Una actuación magistral, licenciada,
una deliciosa sutileza digna del mejor de los actores, guiaste al directorio
por la ruta que deseabas: ella no será promovida y Germán seguirá en su cargo,
tu deuda con él estará saldada, «dos pájaros de un tiro», luego te encargarás
de preparar a Martín, sabes el modo. Ganaste, pero, claro, no puedes intuir que,
«el lobo que está en la cima, no está tan hambriento como el que está
escalando”.
Luego de dos semanas de aquella
reunión, el director principal llamó al señor Yáñez a su oficina para
comunicarle que a partir de la fecha se iba a hacer cargo de la gerencia de
logística, este celebró con una sonrisa amplia y franca, esa fue al menos la
impresión que se llevó el funcionario pues lo comentó con los otros miembros
del directorio, «es un hombre de trato cálido y muy seguro de sí mismo», dijo.

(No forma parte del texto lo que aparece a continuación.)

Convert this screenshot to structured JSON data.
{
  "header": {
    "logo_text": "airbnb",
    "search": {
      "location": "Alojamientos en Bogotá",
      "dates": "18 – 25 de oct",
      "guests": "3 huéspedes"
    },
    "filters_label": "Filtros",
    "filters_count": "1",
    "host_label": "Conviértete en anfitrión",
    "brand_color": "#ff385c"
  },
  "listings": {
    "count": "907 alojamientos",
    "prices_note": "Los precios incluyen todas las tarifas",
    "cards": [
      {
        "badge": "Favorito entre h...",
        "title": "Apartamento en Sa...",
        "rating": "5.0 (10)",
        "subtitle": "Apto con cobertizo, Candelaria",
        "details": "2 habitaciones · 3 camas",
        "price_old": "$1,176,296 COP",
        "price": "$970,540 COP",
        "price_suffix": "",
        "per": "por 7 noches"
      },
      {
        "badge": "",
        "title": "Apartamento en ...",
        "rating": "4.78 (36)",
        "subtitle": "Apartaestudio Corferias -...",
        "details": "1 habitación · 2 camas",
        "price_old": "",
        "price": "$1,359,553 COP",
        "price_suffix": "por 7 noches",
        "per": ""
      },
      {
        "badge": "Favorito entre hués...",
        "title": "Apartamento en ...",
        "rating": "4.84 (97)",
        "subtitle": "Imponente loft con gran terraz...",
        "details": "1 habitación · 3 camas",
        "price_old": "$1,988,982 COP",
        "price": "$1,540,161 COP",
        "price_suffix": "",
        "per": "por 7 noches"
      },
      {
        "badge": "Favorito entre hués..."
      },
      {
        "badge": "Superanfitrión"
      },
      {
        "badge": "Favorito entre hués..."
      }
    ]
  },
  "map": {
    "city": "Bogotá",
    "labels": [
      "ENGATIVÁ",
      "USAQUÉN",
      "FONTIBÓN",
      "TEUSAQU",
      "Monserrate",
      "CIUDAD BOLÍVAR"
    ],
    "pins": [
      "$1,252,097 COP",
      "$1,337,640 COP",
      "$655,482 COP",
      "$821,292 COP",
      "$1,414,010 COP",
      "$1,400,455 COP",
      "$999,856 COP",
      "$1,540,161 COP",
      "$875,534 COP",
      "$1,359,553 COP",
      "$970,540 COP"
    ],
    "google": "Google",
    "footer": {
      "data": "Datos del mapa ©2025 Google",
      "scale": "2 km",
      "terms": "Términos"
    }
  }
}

Lo que no pudo percibir el directivo
mientras daba la noticia a Martín, fue la celebración maliciosa de este: se
sentía resarcido luego de lo mucho que trabajó para conseguirlo. Recordaba con
satisfacción las dos horas que debió esperar a que apareciera Celeste en la
zona financiera, la mirada de la sicóloga que iba turbándose mientras él exhibía
su galantería, hasta hubo un instante en que casi se dejó llevar por aquel sentimiento
tibio que generaba su presencia, pero ella solo era un elemento útil en su propósito
así que disfrutó mientras pudo. «Las personas pueden ser lo que desees —le dijo
alguien alguna vez—, pueden ser un lugar de cobijo, un referente del hilo que
teje tu vida, pero también pueden ser obstáculos o piedras que puedes utilizar
para construir tu edificio», y aunque sentía pena, primero estaba su objetivo
así que no dudó en utilizarla, pero lo que le produjo mayor deleite fue el
momento de la estocada final, cuando le contó a la secretaria del director lo
que descubrió respecto a la colusión entre Germán y Celeste, «yo no puedo con
esto, es demasiado —había dicho visiblemente consternado—, es un hombre que está
a punto de jubilarse, no creo que pueda ponerlo en evidencia», el brillo en los
ojos de la secretaria al nutrir su deseo de chisme con la noticia que cayó en
tierra fértil. Las cosas comenzarían a andar solas.